I like to think I’m pretty modern about this whole books-as-near-religious-object thing. I may be an English student, but I’m all for ebooks and the digitisation of resources. I’m almost at the stage where I’d buy an e-ink screened device (I still can’t quite get used to that glitchy-looking refresh rate), and for certain resources I can even see why libraries might want to develop all-digital collections (text-books, mass-market paperbacks, technical data, legal documents, etc.), though never at the expense of preserving existing physical materials. The artefacts, after all, can speak as loudly as the words they contain, and not to hear them once in a while is to miss out on a certain richness of history.

In all though I’d like to think that I’m on board with the whole project, and so I’ve found myself joining in with the scathing glances, the tuts and shakes of the head aimed in the Luddites’ direction, at those people so stuck in the past that they cling to their objects, still enjoying the smell and the weight of the pages, and trying to inflict their mythologies of books as the superior reading device on a new generation who would otherwise quite happily never purchase an item of physical media in their lives.
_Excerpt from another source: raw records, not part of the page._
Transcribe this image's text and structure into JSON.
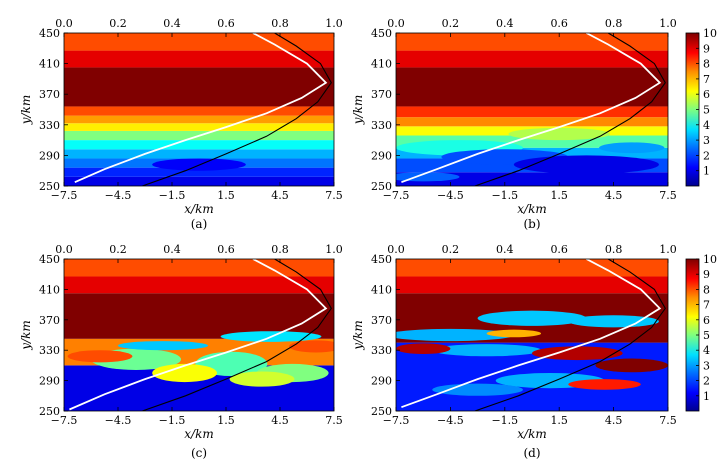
{
  "figure": {
    "panel_captions": [
      "(a)",
      "(b)",
      "(c)",
      "(d)"
    ],
    "xlabel": "x/km",
    "ylabel": "y/km"
  },
  "chart_data": [
    {
      "type": "heatmap",
      "panel": "(a)",
      "xlabel": "x/km",
      "ylabel": "y/km",
      "xlim": [
        -7.5,
        7.5
      ],
      "ylim": [
        250,
        450
      ],
      "x_ticks": [
        "−7.5",
        "−4.5",
        "−1.5",
        "1.5",
        "4.5",
        "7.5"
      ],
      "y_ticks": [
        "250",
        "290",
        "330",
        "370",
        "410",
        "450"
      ],
      "top_axis": {
        "xlim": [
          0,
          1.0
        ],
        "ticks": [
          "0.0",
          "0.2",
          "0.4",
          "0.6",
          "0.8",
          "1.0"
        ]
      },
      "colorbar": {
        "range": [
          0,
          10
        ],
        "ticks": [
          "1",
          "2",
          "3",
          "4",
          "5",
          "6",
          "7",
          "8",
          "9",
          "10"
        ],
        "colormap": "jet"
      },
      "horizontal_bands": [
        {
          "y_from": 250,
          "y_to": 262,
          "value": 1.0
        },
        {
          "y_from": 262,
          "y_to": 274,
          "value": 1.6
        },
        {
          "y_from": 274,
          "y_to": 286,
          "value": 2.4
        },
        {
          "y_from": 286,
          "y_to": 298,
          "value": 3.0
        },
        {
          "y_from": 298,
          "y_to": 310,
          "value": 3.8
        },
        {
          "y_from": 310,
          "y_to": 322,
          "value": 5.0
        },
        {
          "y_from": 322,
          "y_to": 332,
          "value": 6.4
        },
        {
          "y_from": 332,
          "y_to": 342,
          "value": 7.2
        },
        {
          "y_from": 342,
          "y_to": 354,
          "value": 8.0
        },
        {
          "y_from": 354,
          "y_to": 405,
          "value": 10.0
        },
        {
          "y_from": 405,
          "y_to": 427,
          "value": 9.0
        },
        {
          "y_from": 427,
          "y_to": 450,
          "value": 8.0
        }
      ],
      "patches": [
        {
          "x": 0.0,
          "y": 278,
          "rx": 2.6,
          "ry": 8,
          "value": 1.2
        }
      ],
      "white_curve": [
        [
          0.04,
          255
        ],
        [
          0.15,
          272
        ],
        [
          0.3,
          292
        ],
        [
          0.45,
          310
        ],
        [
          0.6,
          327
        ],
        [
          0.75,
          345
        ],
        [
          0.88,
          365
        ],
        [
          0.97,
          385
        ],
        [
          0.9,
          410
        ],
        [
          0.78,
          435
        ],
        [
          0.7,
          450
        ]
      ],
      "black_curve": [
        [
          0.29,
          250
        ],
        [
          0.45,
          270
        ],
        [
          0.6,
          292
        ],
        [
          0.75,
          315
        ],
        [
          0.86,
          338
        ],
        [
          0.94,
          360
        ],
        [
          0.99,
          385
        ],
        [
          0.95,
          410
        ],
        [
          0.86,
          433
        ],
        [
          0.78,
          450
        ]
      ]
    },
    {
      "type": "heatmap",
      "panel": "(b)",
      "xlabel": "x/km",
      "ylabel": "y/km",
      "xlim": [
        -7.5,
        7.5
      ],
      "ylim": [
        250,
        450
      ],
      "x_ticks": [
        "−7.5",
        "−4.5",
        "−1.5",
        "1.5",
        "4.5",
        "7.5"
      ],
      "y_ticks": [
        "250",
        "290",
        "330",
        "370",
        "410",
        "450"
      ],
      "top_axis": {
        "xlim": [
          0,
          1.0
        ],
        "ticks": [
          "0.0",
          "0.2",
          "0.4",
          "0.6",
          "0.8",
          "1.0"
        ]
      },
      "horizontal_bands": [
        {
          "y_from": 250,
          "y_to": 268,
          "value": 1.0
        },
        {
          "y_from": 268,
          "y_to": 286,
          "value": 2.0
        },
        {
          "y_from": 286,
          "y_to": 300,
          "value": 3.0
        },
        {
          "y_from": 300,
          "y_to": 316,
          "value": 4.6
        },
        {
          "y_from": 316,
          "y_to": 328,
          "value": 6.2
        },
        {
          "y_from": 328,
          "y_to": 340,
          "value": 7.4
        },
        {
          "y_from": 340,
          "y_to": 354,
          "value": 8.3
        },
        {
          "y_from": 354,
          "y_to": 405,
          "value": 10.0
        },
        {
          "y_from": 405,
          "y_to": 427,
          "value": 9.0
        },
        {
          "y_from": 427,
          "y_to": 450,
          "value": 8.0
        }
      ],
      "patches": [
        {
          "x": -4.0,
          "y": 300,
          "rx": 3.5,
          "ry": 10,
          "value": 4.0
        },
        {
          "x": 1.5,
          "y": 318,
          "rx": 2.8,
          "ry": 8,
          "value": 5.5
        },
        {
          "x": -1.5,
          "y": 288,
          "rx": 3.5,
          "ry": 10,
          "value": 2.0
        },
        {
          "x": 3.0,
          "y": 278,
          "rx": 4.0,
          "ry": 12,
          "value": 1.0
        },
        {
          "x": -6.0,
          "y": 262,
          "rx": 2.0,
          "ry": 6,
          "value": 2.2
        },
        {
          "x": 5.5,
          "y": 300,
          "rx": 1.8,
          "ry": 7,
          "value": 2.8
        }
      ],
      "white_curve": [
        [
          0.02,
          255
        ],
        [
          0.15,
          272
        ],
        [
          0.3,
          292
        ],
        [
          0.45,
          310
        ],
        [
          0.6,
          327
        ],
        [
          0.75,
          345
        ],
        [
          0.88,
          365
        ],
        [
          0.97,
          385
        ],
        [
          0.9,
          410
        ],
        [
          0.78,
          435
        ],
        [
          0.7,
          450
        ]
      ],
      "black_curve": [
        [
          0.29,
          250
        ],
        [
          0.45,
          270
        ],
        [
          0.6,
          292
        ],
        [
          0.75,
          315
        ],
        [
          0.86,
          338
        ],
        [
          0.94,
          360
        ],
        [
          0.99,
          385
        ],
        [
          0.95,
          410
        ],
        [
          0.86,
          433
        ],
        [
          0.78,
          450
        ]
      ]
    },
    {
      "type": "heatmap",
      "panel": "(c)",
      "xlabel": "x/km",
      "ylabel": "y/km",
      "xlim": [
        -7.5,
        7.5
      ],
      "ylim": [
        250,
        450
      ],
      "x_ticks": [
        "−7.5",
        "−4.5",
        "−1.5",
        "1.5",
        "4.5",
        "7.5"
      ],
      "y_ticks": [
        "250",
        "290",
        "330",
        "370",
        "410",
        "450"
      ],
      "top_axis": {
        "xlim": [
          0,
          1.0
        ],
        "ticks": [
          "0.0",
          "0.2",
          "0.4",
          "0.6",
          "0.8",
          "1.0"
        ]
      },
      "horizontal_bands": [
        {
          "y_from": 250,
          "y_to": 310,
          "value": 1.0
        },
        {
          "y_from": 310,
          "y_to": 345,
          "value": 7.5
        },
        {
          "y_from": 345,
          "y_to": 405,
          "value": 10.0
        },
        {
          "y_from": 405,
          "y_to": 427,
          "value": 9.0
        },
        {
          "y_from": 427,
          "y_to": 450,
          "value": 8.0
        }
      ],
      "patches": [
        {
          "x": -3.5,
          "y": 318,
          "rx": 2.5,
          "ry": 14,
          "value": 4.8
        },
        {
          "x": 1.8,
          "y": 312,
          "rx": 2.0,
          "ry": 16,
          "value": 4.5
        },
        {
          "x": 5.2,
          "y": 300,
          "rx": 2.0,
          "ry": 12,
          "value": 5.0
        },
        {
          "x": -0.8,
          "y": 300,
          "rx": 1.8,
          "ry": 12,
          "value": 6.2
        },
        {
          "x": 3.5,
          "y": 292,
          "rx": 1.8,
          "ry": 10,
          "value": 5.8
        },
        {
          "x": -2.0,
          "y": 336,
          "rx": 2.5,
          "ry": 6,
          "value": 3.2
        },
        {
          "x": 4.0,
          "y": 348,
          "rx": 2.8,
          "ry": 7,
          "value": 3.5
        },
        {
          "x": 6.5,
          "y": 335,
          "rx": 1.5,
          "ry": 8,
          "value": 8.0
        },
        {
          "x": -5.5,
          "y": 322,
          "rx": 1.8,
          "ry": 8,
          "value": 8.0
        },
        {
          "x": 0.5,
          "y": 270,
          "rx": 2.5,
          "ry": 12,
          "value": 1.0
        }
      ],
      "white_curve": [
        [
          0.02,
          252
        ],
        [
          0.15,
          272
        ],
        [
          0.3,
          292
        ],
        [
          0.45,
          310
        ],
        [
          0.6,
          327
        ],
        [
          0.75,
          345
        ],
        [
          0.88,
          365
        ],
        [
          0.97,
          385
        ],
        [
          0.9,
          410
        ],
        [
          0.78,
          435
        ],
        [
          0.7,
          450
        ]
      ],
      "black_curve": [
        [
          0.29,
          250
        ],
        [
          0.45,
          270
        ],
        [
          0.6,
          292
        ],
        [
          0.75,
          315
        ],
        [
          0.86,
          338
        ],
        [
          0.94,
          360
        ],
        [
          0.99,
          385
        ],
        [
          0.95,
          410
        ],
        [
          0.86,
          433
        ],
        [
          0.78,
          450
        ]
      ]
    },
    {
      "type": "heatmap",
      "panel": "(d)",
      "xlabel": "x/km",
      "ylabel": "y/km",
      "xlim": [
        -7.5,
        7.5
      ],
      "ylim": [
        250,
        450
      ],
      "x_ticks": [
        "−7.5",
        "−4.5",
        "−1.5",
        "1.5",
        "4.5",
        "7.5"
      ],
      "y_ticks": [
        "250",
        "290",
        "330",
        "370",
        "410",
        "450"
      ],
      "top_axis": {
        "xlim": [
          0,
          1.0
        ],
        "ticks": [
          "0.0",
          "0.2",
          "0.4",
          "0.6",
          "0.8",
          "1.0"
        ]
      },
      "colorbar": {
        "range": [
          0,
          10
        ],
        "ticks": [
          "1",
          "2",
          "3",
          "4",
          "5",
          "6",
          "7",
          "8",
          "9",
          "10"
        ],
        "colormap": "jet"
      },
      "horizontal_bands": [
        {
          "y_from": 250,
          "y_to": 340,
          "value": 1.5
        },
        {
          "y_from": 340,
          "y_to": 405,
          "value": 10.0
        },
        {
          "y_from": 405,
          "y_to": 427,
          "value": 9.0
        },
        {
          "y_from": 427,
          "y_to": 450,
          "value": 8.0
        }
      ],
      "patches": [
        {
          "x": -4.5,
          "y": 350,
          "rx": 3.5,
          "ry": 8,
          "value": 3.0
        },
        {
          "x": 0.0,
          "y": 372,
          "rx": 3.0,
          "ry": 10,
          "value": 3.2
        },
        {
          "x": 4.5,
          "y": 368,
          "rx": 2.5,
          "ry": 8,
          "value": 3.2
        },
        {
          "x": -2.5,
          "y": 330,
          "rx": 3.0,
          "ry": 8,
          "value": 3.0
        },
        {
          "x": 2.5,
          "y": 326,
          "rx": 2.5,
          "ry": 9,
          "value": 9.5
        },
        {
          "x": 5.5,
          "y": 310,
          "rx": 2.0,
          "ry": 9,
          "value": 10.0
        },
        {
          "x": -6.0,
          "y": 332,
          "rx": 1.5,
          "ry": 7,
          "value": 9.5
        },
        {
          "x": 1.0,
          "y": 290,
          "rx": 3.0,
          "ry": 10,
          "value": 3.0
        },
        {
          "x": -3.0,
          "y": 278,
          "rx": 2.5,
          "ry": 8,
          "value": 2.6
        },
        {
          "x": 4.0,
          "y": 285,
          "rx": 2.0,
          "ry": 7,
          "value": 8.5
        },
        {
          "x": -1.0,
          "y": 352,
          "rx": 1.5,
          "ry": 5,
          "value": 7.0
        }
      ],
      "white_curve": [
        [
          0.02,
          255
        ],
        [
          0.15,
          272
        ],
        [
          0.3,
          292
        ],
        [
          0.45,
          310
        ],
        [
          0.6,
          327
        ],
        [
          0.75,
          345
        ],
        [
          0.88,
          365
        ],
        [
          0.97,
          385
        ],
        [
          0.9,
          410
        ],
        [
          0.78,
          435
        ],
        [
          0.7,
          450
        ]
      ],
      "black_curve": [
        [
          0.29,
          250
        ],
        [
          0.45,
          270
        ],
        [
          0.6,
          292
        ],
        [
          0.75,
          315
        ],
        [
          0.86,
          338
        ],
        [
          0.94,
          360
        ],
        [
          0.99,
          385
        ],
        [
          0.95,
          410
        ],
        [
          0.86,
          433
        ],
        [
          0.78,
          450
        ]
      ]
    }
  ]
}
They’re not wrong in saying books are a fantastic resource, but surely they’re going a bit over the top? After all books are just things.

I’m still surrounded by tons of paper books I love, of course, and no, bar .pdfs and newspapers I haven’t made a complete switch to reading electronically yet, but I will, when the technology’s right. It doesn’t mean I’m not there, I mean, like, right there with it all.

I don’t think I’m alone in having this tortured conversation with myself, in fact maybe its the condition of most people born in maybe the late 70s, early 80s who take an interest in these things. We know we should be fine with the death of the p-book (bring on the e-!) but something’s not quite…right. Right?

Jennifer Howard provided me with a wonderful example of the sort of thing which brings all of this suppressed conversation flooding back in a blog post from last week. In it she discusses the actions of one Alexander Halavais, a communications professor who digitises his own books (yes! One of us!), and has processed about a thousand of them so far by slicing off their spines (oh…) and passing them through a scanner (ah…really?). Yup.

We’re assured, by the way, that he "spares the special ones," but anything else is up for grabs.

And suddenly, when Halavais says that

[He] feels a little bad about what he’s doing. “I’m over a thousand books in, and even now I get that—especially with hardcovers, for some reason—that gut feeling of ‘Will I be judged by the book gods for doing this?’” he told me. “Destroying books is very difficult."

When he says that I still wince. And that’s why I loved to read Howard’s account of his efforts: because it reminded me that when it comes to physical books I’m still faking any acceptance I might have of their demise, because it gave me a glimpse of what a Robert Darnton or a Sven Birkerts must feel all the time.

Oh sure, in theory I’ll go paperless, but that’s because I haven’t done it yet, I haven’t had the chance, I haven’t had to line up the ‘but…’s.

But what about annotations?

But what about the pleasures of browsing second hand?

But what about lending things out to more stone-age friends and relatives?

BUT WHAT ABOUT IT STILL FEELING VERY WRONG TO SLICE THE SPINE OFF A BOOK?

Even when I’m reading everything from a flexible colour e-ink screen with instant access to every bit of written material we’ve managed to rend into a stream of bytes I probably won’t think that that’s ok. Like the hypocrisy, I would guess, of most people and steak, I admire the theory, but I’m not sure that I could hold the knife. Is it really better to know that in the case of books my squeamishness is irrational?

Harder, it seems, than giving up paper might be giving up caring about paper.

Via Matther Hayler’s 4oh4-wordsnotfound blog.

5 COMMENTS

  1. There are nondestructive ways to scan books. I’ve even covered a few of them here. Do-it-yourself camera-scanning projects where you take pictures of facing pages with two cameras, then turn the page and do it again. Not as fast as sheet-feeding, but pretty quick for nondestructive scan tech.

  2. Demonstrating how powerful the emotional connection with paper and paper books is that our society has created through the centuries. Irrational and silly, but still powerful.
    I believe this connection will fade with the generations. This is the last generation that will retain this adulation of books as objects, as a kind of fetish. Once eReaders are ubiquitous, in about 5 years time, the clock will really be ticking. Saying that however I see paper books continuing until the last generation have passed.

  3. I would be remiss if I did not mention Vernor Vinge’s excellent novel Rainbows End. It’s a near-future story about:

    * What the world could be like with selectable augmented reality (including the presentation of your library)

    * How the world may deal with those that reject this technology

    * How schools could change once recall becomes a vestigial skill

    * (And, in a very central plot point) The rapid digitization of entire book stacks through complete destruction and recreation

    This last part contains an interesting analysis of what it means when an entire world of people effectively “forget” events that weren’t transitioned into the new global database.

    I highly recommend it, even to those that aren’t fans of science fiction.